CAPÍTULO 2 – DEMOGRAFIA E POLÍTICAS PÚBLICAS DE EDUCAÇÃO

2.4 Potenciais contribuições da Demografia para Políticas Públicas Educacionais

Teoricamente, aspectos demográficos podem aparecer mais claramente em três das sete fases37 que compõem o ciclo de vida de uma política pública: (1) a identificação do problema; (2) a formação de uma agenda das etapas da política e; (3) a avaliação dos resultados alcançados.

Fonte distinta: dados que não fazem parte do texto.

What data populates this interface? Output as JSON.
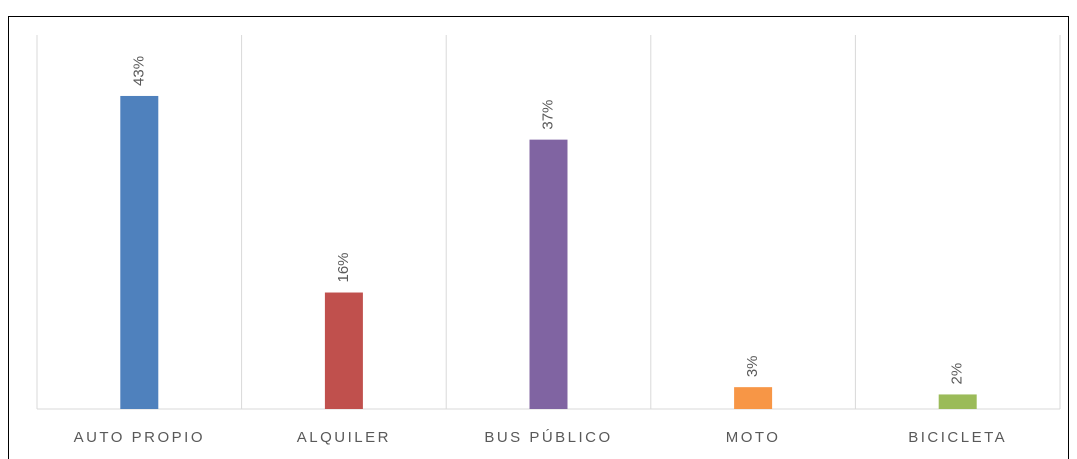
{
  "chart_data": {
    "type": "bar",
    "categories": [
      "AUTO PROPIO",
      "ALQUILER",
      "BUS PÚBLICO",
      "MOTO",
      "BICICLETA"
    ],
    "values": [
      43,
      16,
      37,
      3,
      2
    ],
    "value_labels": [
      "43%",
      "16%",
      "37%",
      "3%",
      "2%"
    ],
    "colors": [
      "#4f81bd",
      "#c0504d",
      "#8064a2",
      "#f79646",
      "#9bbb59"
    ],
    "ylim": [
      0,
      50
    ]
  }
}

Na fase de identificação do problema, a Demografia geralmente se apresenta na forma de caracterização e quantificação da população-alvo, e responde quantos e quem são os que demandam por determinada medida pública. Rios-Neto; Martine e Alves (2009, p. 21) afirmam que é “no nível mais primário de formulação da política pública [que] interessa saber o tamanho da população para o país como um todo, ou para áreas geográficas mais desagregadas”. Os autores reforçam o fato de que a Demografia, ao permitir determinar o número absoluto de dada população, também embasa a construção de indicadores necessários para compreender o problema identificado. Torres (2005), em trabalho sobre problemas do uso de informações demográficas em escala local, também indica que conhecer o tamanho do público-alvo é fundamental para estimar o custo e os critérios de abrangência (cobertura) da política.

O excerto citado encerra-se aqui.